Two big wireless providers say they’re changing up their plans for the rollout of new 5G service on Wednesday.
It comes amid growing fears from airlines that it could interfere with flights and cause “catastrophic” disruptions.
The Connecticut Airport Authority and others had warned the new 5G network could force your next flight to be cancelled or delayed during bad weather.
Now the telecoms are taking action, though it’s not clear it will be enough to satisfy the airlines.
“5G is quite literally the next generation of cellular communications," said Quinnipiac University Business Professor Dr. Ramesh Subramanian.
Think a lot faster cell service.
But the issue is 5G uses parts of the radio spectrum that is close to what’s used for critical aircraft equipment called an altimeter.
“It's a very simple radar that the plane uses that tells it how close it is to actually hitting the terrain and many airliners have what's called an auto land feature on them for when it's really foggy or there's very awful visibility for the pilots," said tech expert Lon Seidman.
After airlines warned of possible interference from 5G, its deployment has been pushed back a couple of times.

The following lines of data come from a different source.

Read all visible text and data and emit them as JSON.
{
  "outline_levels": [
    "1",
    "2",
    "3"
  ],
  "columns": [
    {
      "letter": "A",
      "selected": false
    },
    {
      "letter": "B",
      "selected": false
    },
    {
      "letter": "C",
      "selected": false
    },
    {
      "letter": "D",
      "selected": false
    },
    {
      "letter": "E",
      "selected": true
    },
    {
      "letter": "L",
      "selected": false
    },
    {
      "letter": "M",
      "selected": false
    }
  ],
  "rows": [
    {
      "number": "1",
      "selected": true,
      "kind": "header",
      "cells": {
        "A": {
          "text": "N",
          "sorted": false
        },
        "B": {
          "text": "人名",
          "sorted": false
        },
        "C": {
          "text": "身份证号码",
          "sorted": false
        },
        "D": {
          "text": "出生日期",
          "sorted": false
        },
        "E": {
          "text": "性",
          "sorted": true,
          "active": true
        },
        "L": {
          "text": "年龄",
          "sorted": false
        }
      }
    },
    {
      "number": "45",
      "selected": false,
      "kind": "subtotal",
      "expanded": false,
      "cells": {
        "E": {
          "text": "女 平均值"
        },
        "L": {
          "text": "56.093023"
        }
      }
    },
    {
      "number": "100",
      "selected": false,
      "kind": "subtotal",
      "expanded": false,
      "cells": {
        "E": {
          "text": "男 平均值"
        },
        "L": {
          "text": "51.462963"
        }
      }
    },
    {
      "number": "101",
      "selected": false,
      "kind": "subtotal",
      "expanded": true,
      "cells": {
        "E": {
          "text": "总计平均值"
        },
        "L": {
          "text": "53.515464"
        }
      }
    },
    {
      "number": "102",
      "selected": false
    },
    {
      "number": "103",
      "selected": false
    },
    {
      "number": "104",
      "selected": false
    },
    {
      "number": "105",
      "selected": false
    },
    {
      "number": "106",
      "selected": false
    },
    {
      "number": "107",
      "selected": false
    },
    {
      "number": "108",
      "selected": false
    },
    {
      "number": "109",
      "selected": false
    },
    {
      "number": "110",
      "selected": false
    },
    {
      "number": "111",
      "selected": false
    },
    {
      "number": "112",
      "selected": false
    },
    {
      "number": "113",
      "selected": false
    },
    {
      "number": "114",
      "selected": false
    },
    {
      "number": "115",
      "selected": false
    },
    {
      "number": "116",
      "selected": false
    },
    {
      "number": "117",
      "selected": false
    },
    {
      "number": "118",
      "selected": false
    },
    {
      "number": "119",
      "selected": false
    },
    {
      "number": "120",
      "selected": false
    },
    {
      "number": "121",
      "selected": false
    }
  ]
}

Now just before Wednesday’s expected launch, AT&T says it will delay rollout of its service near some airports while Verizon says it would limit it around airports. The exact details aren’t being spelled out.
“Everybody wants faster phone service, but certainly nobody wants that to interfere with navigational, you know, tools that the airlines use to safely land the planes,” said Tweed New Haven Airport Executive Director Sean Scanlon.
Tweed New Haven had previously been included by the FAA in a group of 50 airports nationwide that would have a buffer around them reducing the power of 5G networks.
The airport director says they aren’t exactly sure why Tweed was added, though he points out there are a lot of homes and potentially people using their phones around the airport.
“We're happy to be one of those zones because it seems like there's a lot of stuff that needs to be worked out," Scanlon added.
The wireless providers blame the FAA and airlines for not planning for this years in advance.
They believe their equipment will not interfere with aircraft electronics and report other countries are safely using it.
“I'm hoping for, as the head of this airport, is that from six months time we would have definitive guidance from the FAA that they have studied this issue,” Scanlon said.
The airlines say their worries grew this week when they found out some airports with buffers would still have flight restrictions even when visibility is okay.
With a lot to still be worked out, the airport authority urges passenger to check their flight status before heading out.